Al caer el Muro de Berlín, la Unión Europea integró a muchos antiguos miembros del Pacto de Varsovia y esto ensanchó las lindes de la OTAN. Por aquel entonces a Yeltsin solo le preocupaba ocupar la silla de Gorbachov y Putin bastante ha tenido con transformar el paraíso comunista en un oasis para multimillonarios que no lleven la contraria. Echa de menos a su amigo Trump y hará de nuevo todo lo posible para que retorne a la Casa Blanca, como por ejemplo desprestigiar a Biden en la esfera internacional aprovechando su distanciamiento del ámbito europeo.

El tablero mundial es más complejo. EE UU tiene que poner un ojo en China y eso hace que la Unión Europea vea mermada su fortaleza contra el gigante ruso. La diplomacia, la distensión y la desescalada no parecen estar dando buenos resultados, como testimonia que algunas embajadas muy señeras de Kiev evacuen a su personal. Quedaría la disuasión y las amenazas de sanciones económicas. Falta saber si esas medidas pueden refrenar al excoronel de la KGB que se quiere inmortalizar en el ejercicio del poder y lo ejercita con el despotismo propio de los zares.

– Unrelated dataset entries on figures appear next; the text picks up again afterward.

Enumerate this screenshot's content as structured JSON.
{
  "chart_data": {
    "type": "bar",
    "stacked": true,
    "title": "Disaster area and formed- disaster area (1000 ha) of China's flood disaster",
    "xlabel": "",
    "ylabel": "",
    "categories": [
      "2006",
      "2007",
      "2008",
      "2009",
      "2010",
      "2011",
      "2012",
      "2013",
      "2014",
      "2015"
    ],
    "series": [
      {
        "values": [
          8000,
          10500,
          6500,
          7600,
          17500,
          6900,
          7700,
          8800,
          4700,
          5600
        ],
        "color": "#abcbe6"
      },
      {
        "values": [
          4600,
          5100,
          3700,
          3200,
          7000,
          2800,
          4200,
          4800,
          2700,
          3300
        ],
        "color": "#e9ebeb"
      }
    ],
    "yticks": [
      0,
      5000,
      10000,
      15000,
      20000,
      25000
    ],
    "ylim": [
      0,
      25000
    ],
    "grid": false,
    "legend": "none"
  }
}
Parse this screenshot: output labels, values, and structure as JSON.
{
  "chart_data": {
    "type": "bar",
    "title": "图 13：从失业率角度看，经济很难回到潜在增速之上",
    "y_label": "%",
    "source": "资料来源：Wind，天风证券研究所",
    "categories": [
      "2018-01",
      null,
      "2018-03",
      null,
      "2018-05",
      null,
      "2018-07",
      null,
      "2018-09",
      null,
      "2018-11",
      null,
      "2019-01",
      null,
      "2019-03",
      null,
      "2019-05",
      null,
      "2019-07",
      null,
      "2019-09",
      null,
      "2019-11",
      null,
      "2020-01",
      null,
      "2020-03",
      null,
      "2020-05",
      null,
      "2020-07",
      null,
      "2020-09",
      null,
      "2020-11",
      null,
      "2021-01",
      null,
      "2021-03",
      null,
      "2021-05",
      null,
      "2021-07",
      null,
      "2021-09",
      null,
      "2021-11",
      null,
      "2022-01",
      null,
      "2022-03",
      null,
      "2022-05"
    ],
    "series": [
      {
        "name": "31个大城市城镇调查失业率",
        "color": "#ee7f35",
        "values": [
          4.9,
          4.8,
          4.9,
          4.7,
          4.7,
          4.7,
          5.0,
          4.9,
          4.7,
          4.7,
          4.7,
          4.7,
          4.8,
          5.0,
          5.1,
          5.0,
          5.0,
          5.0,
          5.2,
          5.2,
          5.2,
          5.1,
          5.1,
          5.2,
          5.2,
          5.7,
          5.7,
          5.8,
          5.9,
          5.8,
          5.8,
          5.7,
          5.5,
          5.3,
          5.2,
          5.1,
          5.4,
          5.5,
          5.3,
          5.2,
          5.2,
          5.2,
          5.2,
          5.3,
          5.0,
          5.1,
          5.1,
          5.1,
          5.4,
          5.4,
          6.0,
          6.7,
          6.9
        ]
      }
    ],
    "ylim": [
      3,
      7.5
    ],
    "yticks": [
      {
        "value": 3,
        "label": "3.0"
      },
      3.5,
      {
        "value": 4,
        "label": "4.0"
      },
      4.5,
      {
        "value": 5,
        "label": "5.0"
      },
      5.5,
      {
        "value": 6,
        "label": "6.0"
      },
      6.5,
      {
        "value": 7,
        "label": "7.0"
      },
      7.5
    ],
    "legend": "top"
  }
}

A comienzos del siglo XX Hannah Arendt se crió en Königsberg, de donde procedía su familia. El ambiente kantiano le hizo estudiar en Marburgo. En cambio, la exmujer de Vladímir Putin ya nació en Kaliningrado. Estamos ante todo un símbolo. La ciudad portuaria y su mundialmente célebre universidad han quedado eclipsadas por un enclave militar con una base de submarinos de gran valor geoestratégico.

Ojalá pudiéramos celebrar el tricentenario del nacimiento de Kant en 2024 sin sobresaltos bélicos. Eso significaría que Königsberg se habría sobrepuesto al síndrome de Kaliningrado. Quizá sea ese nuestro auténtico dilema: el de apostar por la cultura o las armas, por decirlo con trazo grueso.

Restaurar el Estado de bienestar tras la pandemia debería ser nuestro horizonte, para dar ejemplo al mundo de que las cosas pueden tomar otro rumbo y que nuestra bandera debería ser la de luchar contra las desigualdades para favorecer una genuina libertad. Entre tantos colosos bien pertrechados podríamos cargar nuestras hondas con bienes culturales y materiales para esparcirlos como vacunas contra un militarismo trasnochado.